The weight r assigned to the present subgroup sample mean is a parameter of the EWMA chart. Small values of r are used to guard against small shifts. If r = 1, the EWMA chart reduces to a Shewhart chart.

In the MACONTROL procedure, the EWMACHART statement produces EWMA charts, and the MACHART statement produces uniformly weighted moving average charts.

In contrast to the Shewhart chart where each point is based on information from a single subgroup sample, each point on a moving average chart combines information from the current sample and past samples. Consequently, the moving average chart is more sensitive to small shifts in the process average. On the other hand, it is more difficult to interpret patterns of points on a moving average chart, since consecutive moving averages can be highly correlated, as pointed out by Nelson (1983).
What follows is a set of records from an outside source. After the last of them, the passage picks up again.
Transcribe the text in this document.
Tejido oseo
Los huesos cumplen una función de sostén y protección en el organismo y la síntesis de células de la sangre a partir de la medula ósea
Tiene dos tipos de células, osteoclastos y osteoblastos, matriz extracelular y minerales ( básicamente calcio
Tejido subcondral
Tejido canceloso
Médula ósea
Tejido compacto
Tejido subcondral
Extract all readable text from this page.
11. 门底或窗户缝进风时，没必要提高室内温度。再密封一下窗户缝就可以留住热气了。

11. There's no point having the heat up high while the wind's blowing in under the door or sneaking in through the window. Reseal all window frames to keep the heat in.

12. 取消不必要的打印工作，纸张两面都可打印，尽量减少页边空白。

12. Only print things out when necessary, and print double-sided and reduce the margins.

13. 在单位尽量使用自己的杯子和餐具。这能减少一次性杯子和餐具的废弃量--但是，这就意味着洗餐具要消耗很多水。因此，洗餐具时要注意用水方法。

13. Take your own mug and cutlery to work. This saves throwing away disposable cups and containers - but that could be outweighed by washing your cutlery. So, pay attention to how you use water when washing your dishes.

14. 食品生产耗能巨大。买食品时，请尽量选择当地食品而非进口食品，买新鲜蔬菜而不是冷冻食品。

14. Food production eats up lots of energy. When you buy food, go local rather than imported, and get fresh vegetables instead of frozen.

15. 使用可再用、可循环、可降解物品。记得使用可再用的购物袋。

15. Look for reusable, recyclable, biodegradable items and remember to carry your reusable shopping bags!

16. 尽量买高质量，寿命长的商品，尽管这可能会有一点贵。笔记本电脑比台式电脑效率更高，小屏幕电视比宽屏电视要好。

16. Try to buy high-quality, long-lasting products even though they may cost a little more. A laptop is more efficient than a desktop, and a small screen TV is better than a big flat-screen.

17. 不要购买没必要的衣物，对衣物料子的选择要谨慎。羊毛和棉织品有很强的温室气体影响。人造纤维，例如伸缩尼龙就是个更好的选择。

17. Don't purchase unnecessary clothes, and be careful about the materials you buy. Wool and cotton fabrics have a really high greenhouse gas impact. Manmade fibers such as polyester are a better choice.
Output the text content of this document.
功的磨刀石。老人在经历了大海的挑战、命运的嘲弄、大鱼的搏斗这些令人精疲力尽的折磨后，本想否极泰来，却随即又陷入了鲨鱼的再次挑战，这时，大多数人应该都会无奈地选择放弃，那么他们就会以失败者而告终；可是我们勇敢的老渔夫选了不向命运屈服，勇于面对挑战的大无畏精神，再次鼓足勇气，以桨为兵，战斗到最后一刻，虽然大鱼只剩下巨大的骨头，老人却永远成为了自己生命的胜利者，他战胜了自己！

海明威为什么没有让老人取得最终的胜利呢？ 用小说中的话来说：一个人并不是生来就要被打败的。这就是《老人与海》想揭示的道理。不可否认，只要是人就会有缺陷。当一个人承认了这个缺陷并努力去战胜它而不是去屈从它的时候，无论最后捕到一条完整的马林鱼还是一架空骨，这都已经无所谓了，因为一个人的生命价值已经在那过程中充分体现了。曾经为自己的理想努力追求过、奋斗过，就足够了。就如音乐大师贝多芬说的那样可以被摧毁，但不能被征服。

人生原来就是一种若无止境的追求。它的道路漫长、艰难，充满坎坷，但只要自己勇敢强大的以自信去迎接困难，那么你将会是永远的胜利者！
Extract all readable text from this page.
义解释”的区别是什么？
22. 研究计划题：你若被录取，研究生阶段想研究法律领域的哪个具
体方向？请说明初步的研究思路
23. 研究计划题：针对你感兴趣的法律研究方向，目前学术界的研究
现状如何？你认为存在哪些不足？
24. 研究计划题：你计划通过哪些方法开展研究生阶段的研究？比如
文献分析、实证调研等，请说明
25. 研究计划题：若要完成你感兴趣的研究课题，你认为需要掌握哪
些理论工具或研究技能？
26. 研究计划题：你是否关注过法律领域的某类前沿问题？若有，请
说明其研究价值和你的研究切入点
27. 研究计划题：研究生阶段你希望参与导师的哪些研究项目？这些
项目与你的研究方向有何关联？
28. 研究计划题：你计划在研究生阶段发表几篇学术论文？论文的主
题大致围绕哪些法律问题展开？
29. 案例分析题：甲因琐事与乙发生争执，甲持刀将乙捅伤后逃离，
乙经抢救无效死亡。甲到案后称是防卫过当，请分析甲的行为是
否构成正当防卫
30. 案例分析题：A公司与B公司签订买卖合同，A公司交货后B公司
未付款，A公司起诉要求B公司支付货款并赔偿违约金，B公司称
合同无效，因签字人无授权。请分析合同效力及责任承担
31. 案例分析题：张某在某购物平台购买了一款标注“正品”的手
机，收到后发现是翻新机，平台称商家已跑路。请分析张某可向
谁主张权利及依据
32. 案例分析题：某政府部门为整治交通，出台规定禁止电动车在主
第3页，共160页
You can use the MACONTROL procedure to

• read raw data (actual measurements) or summarized data (subgroup means and standard deviations) to create charts

• specify control limits as probability limits or in terms of a multiple of the standard error of the moving average

• adjust the control limits to compensate for unequal subgroup sample sizes

• accept numeric- or character-valued subgroup variables

• display subgroups with date and time formats

• estimate the process standard deviation using a variety of methods or specify a standard (known) value for • analyze multiple process variables in the same chart statement

• provide multiple chart statements. If used with a BY statement, the procedure generates charts separately for BY groups of observations.

• tabulate the information displayed in the control chart

• save moving averages, control limits, and control limit parameters in output data sets

• superimpose plotted points with stars (polygons) whose vertices indicate the values of multivariate data related to the process

• display a trend chart below the moving average chart that plots a systematic or fitted trend in the data

• produce charts as traditional graphics, ODS Graphics output, or legacy line printer charts. Line printer charts can use special formatting characters that improve the appearance of the chart. Traditional graphics can be annotated, saved, and replayed.